ATLAS_HOOK_DEBUG=1 prints why it did/didn't fire (and which project) to stderr; ATLAS_CONTENT_DIR overrides the project path. It never blocks your prompt.

If your client is Claude Code, a project .mcp.json runs the server as a stdio MCP server, so it's spawned every session — you never start it by hand. One-time: reload the session (so .mcp.json is read) and approve the server when prompted. Other MCP clients register node server/server.mjs however they spawn stdio servers.

Files

workflow-atlas/
  index.html             workflows shell (title block · sheet · callout)
  algorithms.html        storyboard shell (stage · pseudocode · narration)
  styles.css             design system — palette, type, nodes/edges, stage
  app.js                 workflow app shell — sheet index, inspector, autosave, URL↔focus sync
  canvas.js              the infinite-nested canvas engine: semantic zoom (dot/card/frame),
                         focus-stack re-rooting, in-browser editing, four-side connections
  storyboard.js          algorithm player (loads specs, replay, transport)
  shared/board.js        the node/edge/board MODEL — geometry, ids, recursive (cycle-guarded) validation
  shared/migrate.js      legacy stations-spine → v2 board (nodes/edges); runs in browser AND server
  shared/generators.js   built-in algorithm generators (browser + server)
  shared/project.js      active-project resolution + switcher (browser)
  scripts/
    atlas-review-hook.mjs  optional Claude Code UserPromptSubmit hook
  content/               bundled demo seed (copied into a project on WORKFLOW_ATLAS_SEED=1)
  server/server.mjs      zero-dep Node server: static + REST + MCP (stdio + /mcp)
  package.json           npm start, metadata (zero dependencies)
  .mcp.json              registers the server for Claude Code
  LICENSE                MIT

~/.workflow-atlas/       project DATA (override with $WORKFLOW_ATLAS_HOME)
  projects/<project>/
    workflows.json       workflow maps
    algorithms/*.json    algorithm storyboards
    index.json           discovery manifest (server rewrites on save/delete)
    reviews/*.json       tuned params + comments + decisions (server writes)

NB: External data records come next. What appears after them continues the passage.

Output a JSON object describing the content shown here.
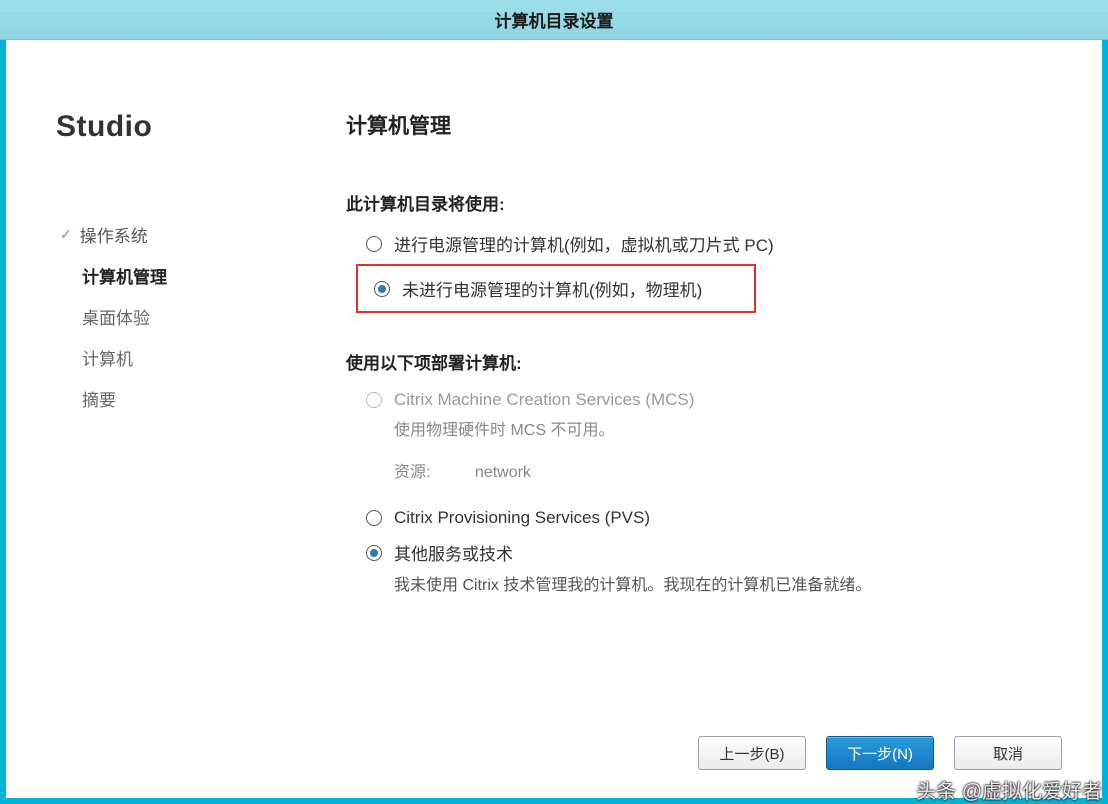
{
  "window": {
    "title": "计算机目录设置"
  },
  "brand": "Studio",
  "nav": [
    {
      "label": "操作系统",
      "state": "completed"
    },
    {
      "label": "计算机管理",
      "state": "active"
    },
    {
      "label": "桌面体验",
      "state": ""
    },
    {
      "label": "计算机",
      "state": ""
    },
    {
      "label": "摘要",
      "state": ""
    }
  ],
  "main": {
    "title": "计算机管理",
    "section1_label": "此计算机目录将使用:",
    "opt_managed": "进行电源管理的计算机(例如，虚拟机或刀片式 PC)",
    "opt_unmanaged": "未进行电源管理的计算机(例如，物理机)",
    "section2_label": "使用以下项部署计算机:",
    "opt_mcs": "Citrix Machine Creation Services (MCS)",
    "mcs_note": "使用物理硬件时 MCS 不可用。",
    "res_label": "资源:",
    "res_value": "network",
    "opt_pvs": "Citrix Provisioning Services (PVS)",
    "opt_other": "其他服务或技术",
    "other_note": "我未使用 Citrix 技术管理我的计算机。我现在的计算机已准备就绪。"
  },
  "buttons": {
    "back": "上一步(B)",
    "next": "下一步(N)",
    "cancel": "取消"
  },
  "watermark": "头条 @虚拟化爱好者"
}
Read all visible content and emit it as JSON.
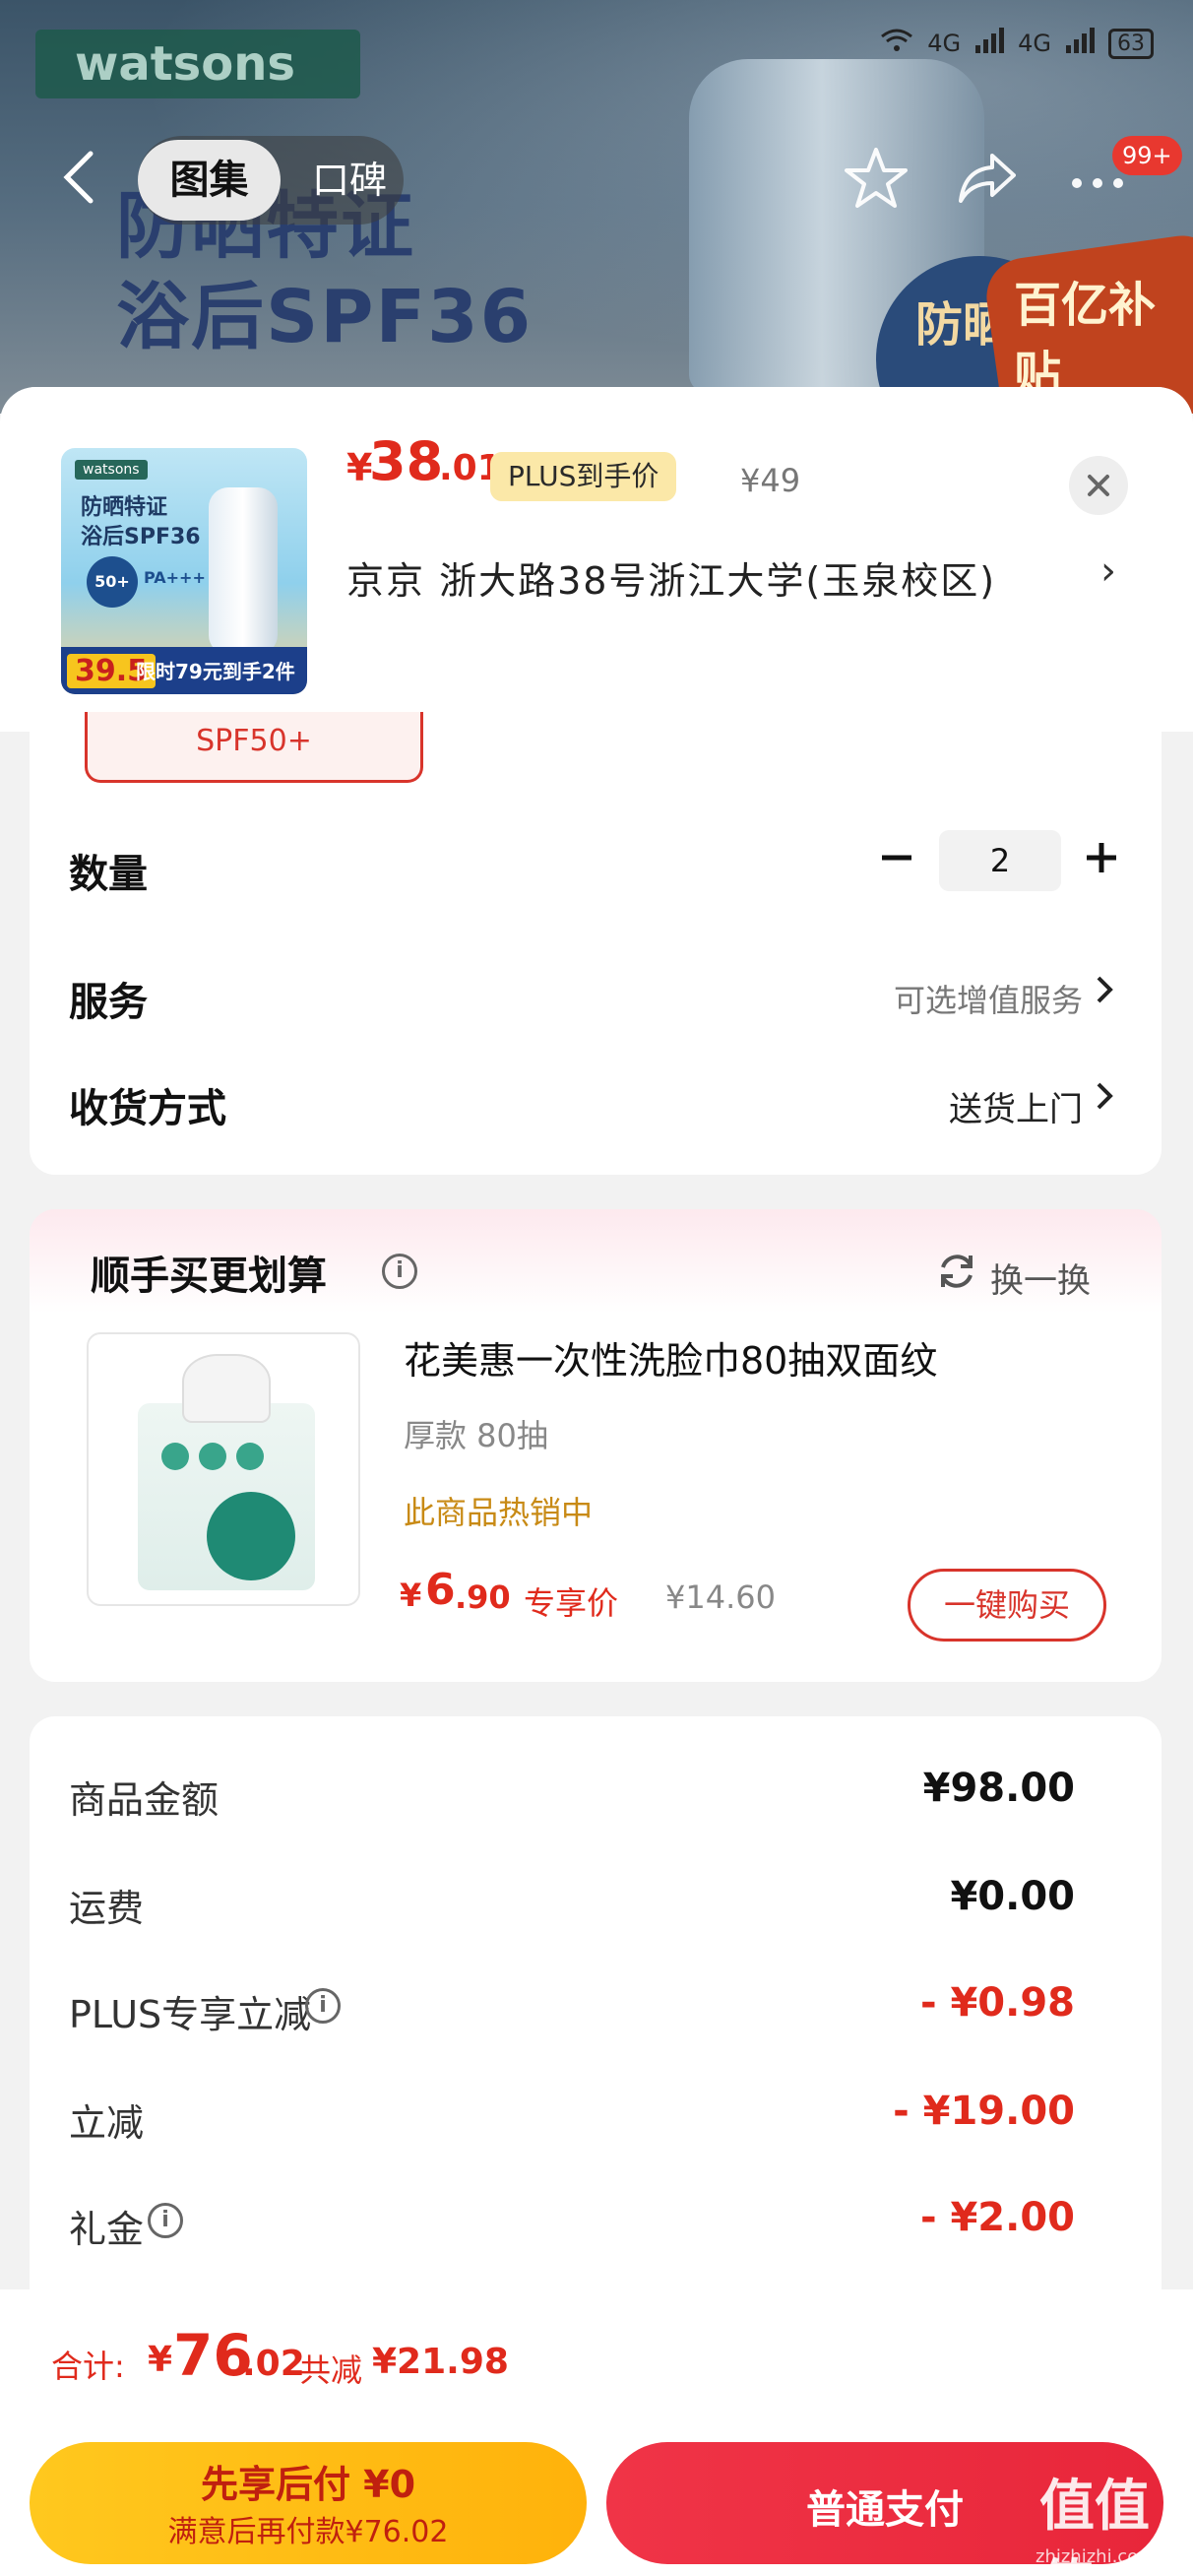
{
  "background": {
    "logo": "watsons",
    "headline_line1": "防晒特证",
    "headline_line2": "浴后SPF36",
    "badge1": "防晒特证",
    "badge2": "百亿补贴"
  },
  "status_bar": {
    "network1": "4G",
    "network2": "4G",
    "battery": "63"
  },
  "nav": {
    "back_icon": "back-arrow-icon",
    "tab_gallery": "图集",
    "tab_reviews": "口碑",
    "more_badge": "99+"
  },
  "product": {
    "thumb_logo": "watsons",
    "thumb_line1": "防晒特证",
    "thumb_line2": "浴后SPF36",
    "thumb_spf": "50+",
    "thumb_pa": "PA+++",
    "thumb_price": "39.5",
    "thumb_promo": "限时79元到手2件",
    "price_symbol": "¥",
    "price_int": "38",
    "price_dec": ".01",
    "plus_tag": "PLUS到手价",
    "original_price": "¥49",
    "address": "京京   浙大路38号浙江大学(玉泉校区)",
    "address_arrow": "›"
  },
  "spec": {
    "selected_chip": "SPF50+",
    "quantity_label": "数量",
    "quantity_value": "2",
    "service_label": "服务",
    "service_value": "可选增值服务",
    "delivery_label": "收货方式",
    "delivery_value": "送货上门"
  },
  "recommend": {
    "title": "顺手买更划算",
    "swap_label": "换一换",
    "item_name": "花美惠一次性洗脸巾80抽双面纹",
    "item_spec": "厚款  80抽",
    "item_hot": "此商品热销中",
    "price_symbol": "¥",
    "price_int": "6",
    "price_dec": ".90",
    "price_tag": "专享价",
    "original_price": "¥14.60",
    "buy_button": "一键购买"
  },
  "summary": {
    "rows": [
      {
        "label": "商品金额",
        "value": "¥98.00"
      },
      {
        "label": "运费",
        "value": "¥0.00"
      },
      {
        "label": "PLUS专享立减",
        "value": "- ¥0.98"
      },
      {
        "label": "立减",
        "value": "- ¥19.00"
      },
      {
        "label": "礼金",
        "value": "- ¥2.00"
      }
    ]
  },
  "footer": {
    "total_label": "合计:",
    "total_symbol": "¥",
    "total_int": "76",
    "total_dec": ".02",
    "saving_label": "共减",
    "saving_value": "¥21.98",
    "pay_later_title": "先享后付 ¥0",
    "pay_later_sub": "满意后再付款¥76.02",
    "pay_normal": "普通支付",
    "watermark": "值值值",
    "watermark_url": "zhizhizhi.com"
  },
  "colors": {
    "accent_red": "#e02a1c",
    "pay_yellow": "#ffc81e",
    "pay_red": "#f03447",
    "hot_gold": "#c88a15"
  }
}
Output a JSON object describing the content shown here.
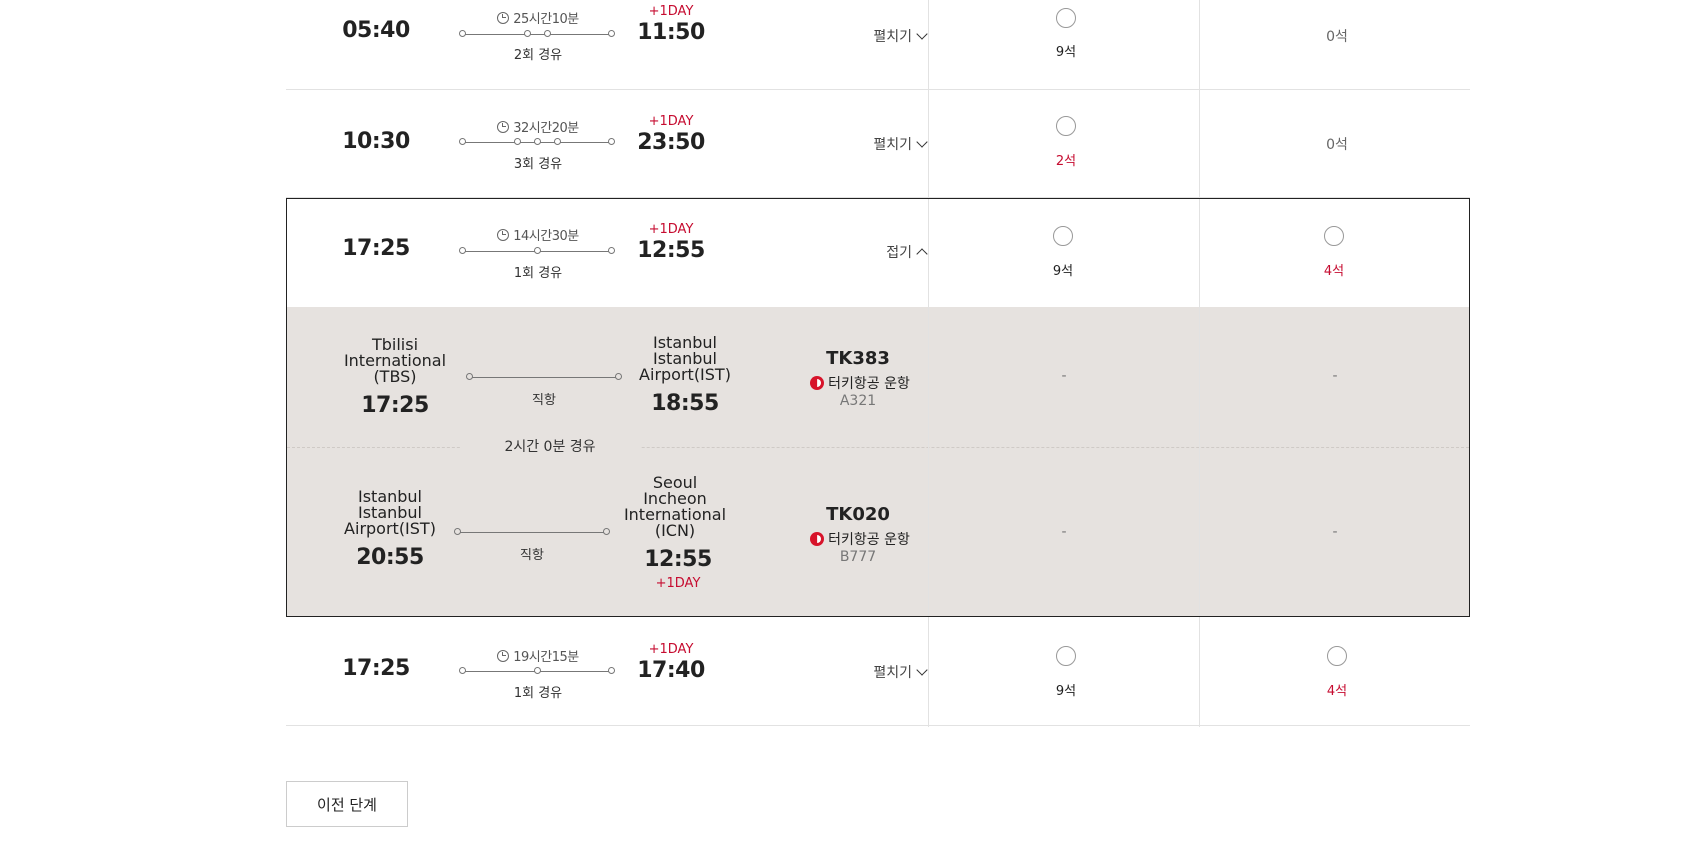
{
  "flights": [
    {
      "dep": "05:40",
      "duration": "25시간10분",
      "stops": "2회 경유",
      "plusday": "+1DAY",
      "arr": "11:50",
      "toggle": "펼치기",
      "fare1": "9석",
      "fare2": "0석"
    },
    {
      "dep": "10:30",
      "duration": "32시간20분",
      "stops": "3회 경유",
      "plusday": "+1DAY",
      "arr": "23:50",
      "toggle": "펼치기",
      "fare1": "2석",
      "fare2": "0석"
    },
    {
      "dep": "17:25",
      "duration": "14시간30분",
      "stops": "1회 경유",
      "plusday": "+1DAY",
      "arr": "12:55",
      "toggle": "접기",
      "fare1": "9석",
      "fare2": "4석"
    },
    {
      "dep": "17:25",
      "duration": "19시간15분",
      "stops": "1회 경유",
      "plusday": "+1DAY",
      "arr": "17:40",
      "toggle": "펼치기",
      "fare1": "9석",
      "fare2": "4석"
    }
  ],
  "segments": [
    {
      "from_l1": "Tbilisi",
      "from_l2": "International",
      "from_l3": "(TBS)",
      "dep": "17:25",
      "type": "직항",
      "to_l1": "Istanbul",
      "to_l2": "Istanbul",
      "to_l3": "Airport(IST)",
      "arr": "18:55",
      "flight": "TK383",
      "operator": "터키항공 운항",
      "equipment": "A321",
      "fare1": "-",
      "fare2": "-"
    },
    {
      "from_l1": "Istanbul",
      "from_l2": "Istanbul",
      "from_l3": "Airport(IST)",
      "dep": "20:55",
      "type": "직항",
      "to_l1": "Seoul",
      "to_l2": "Incheon",
      "to_l3": "International",
      "to_l4": "(ICN)",
      "arr": "12:55",
      "arr_plusday": "+1DAY",
      "flight": "TK020",
      "operator": "터키항공 운항",
      "equipment": "B777",
      "fare1": "-",
      "fare2": "-"
    }
  ],
  "layover": "2시간 0분 경유",
  "prev_button": "이전 단계",
  "icons": {
    "clock": "clock-icon",
    "chevron_down": "chevron-down-icon",
    "chevron_up": "chevron-up-icon",
    "airline": "turkish-airlines-logo-icon"
  },
  "colors": {
    "accent_red": "#c60c30",
    "detail_bg": "#e6e2df"
  }
}
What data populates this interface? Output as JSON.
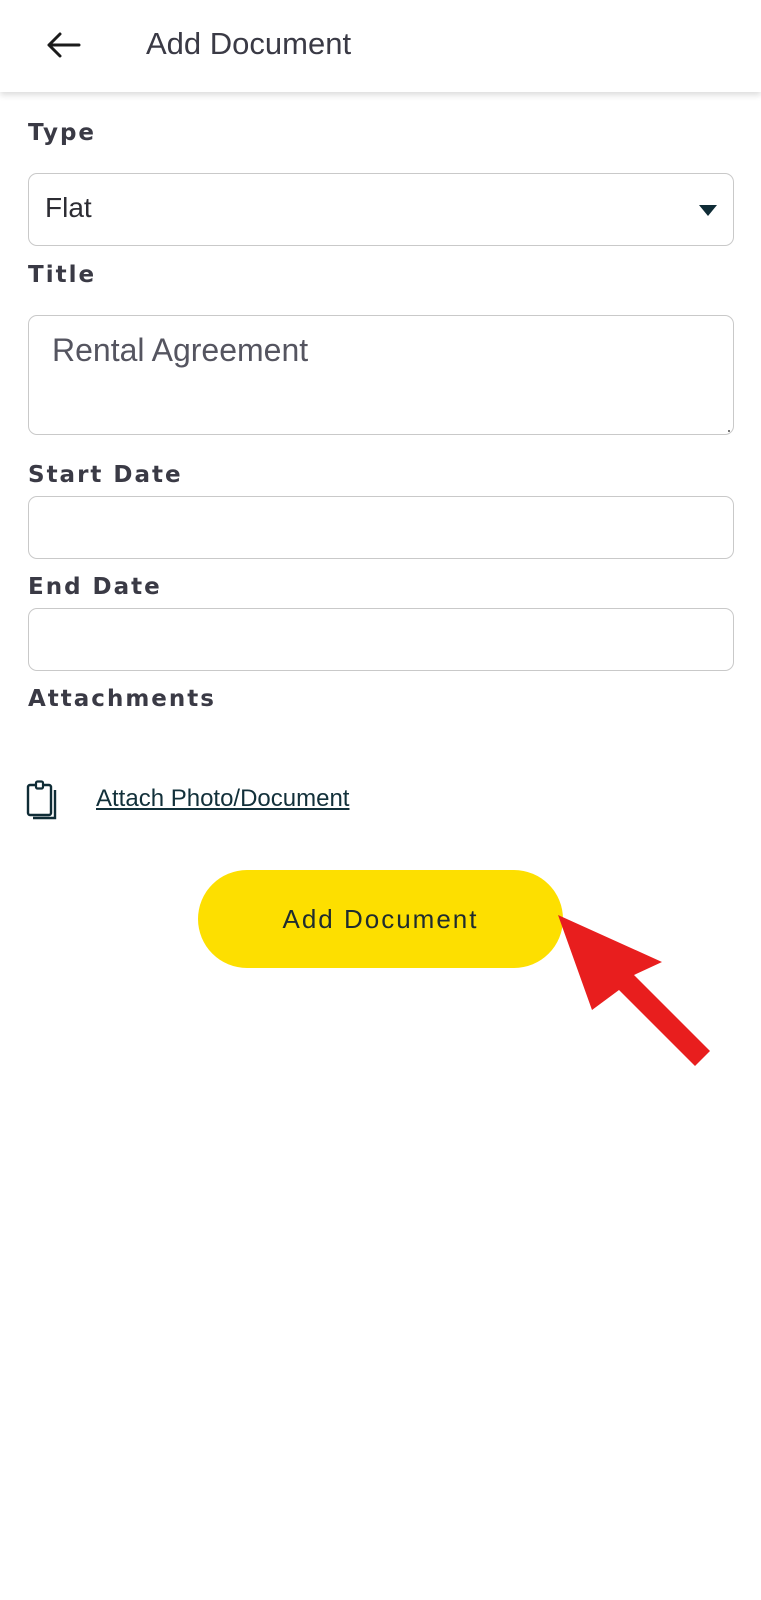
{
  "header": {
    "back_icon": "arrow-left-icon",
    "title": "Add Document"
  },
  "form": {
    "type": {
      "label": "Type",
      "selected": "Flat",
      "dropdown_icon": "caret-down-icon"
    },
    "title": {
      "label": "Title",
      "value": "Rental Agreement"
    },
    "start_date": {
      "label": "Start Date",
      "value": ""
    },
    "end_date": {
      "label": "End Date",
      "value": ""
    },
    "attachments": {
      "label": "Attachments",
      "icon": "clipboard-icon",
      "link_text": "Attach Photo/Document"
    },
    "submit_label": "Add Document"
  },
  "annotation": {
    "icon": "red-arrow-pointer",
    "color": "#e81e1e"
  },
  "colors": {
    "accent": "#fddf00",
    "text": "#3a3a45",
    "link": "#12303a"
  }
}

.mcp.json registers the server (Claude Code's format; any MCP client can spawn node server/server.mjs over stdio):

{ "mcpServers": { "workflow-atlas": { "command": "node", "args": ["server/server.mjs"] } } }

(Another project can point its own .mcp.json here via a relative path such as ../workflow-atlas/server/server.mjs, so the tool stays usable from that session too.)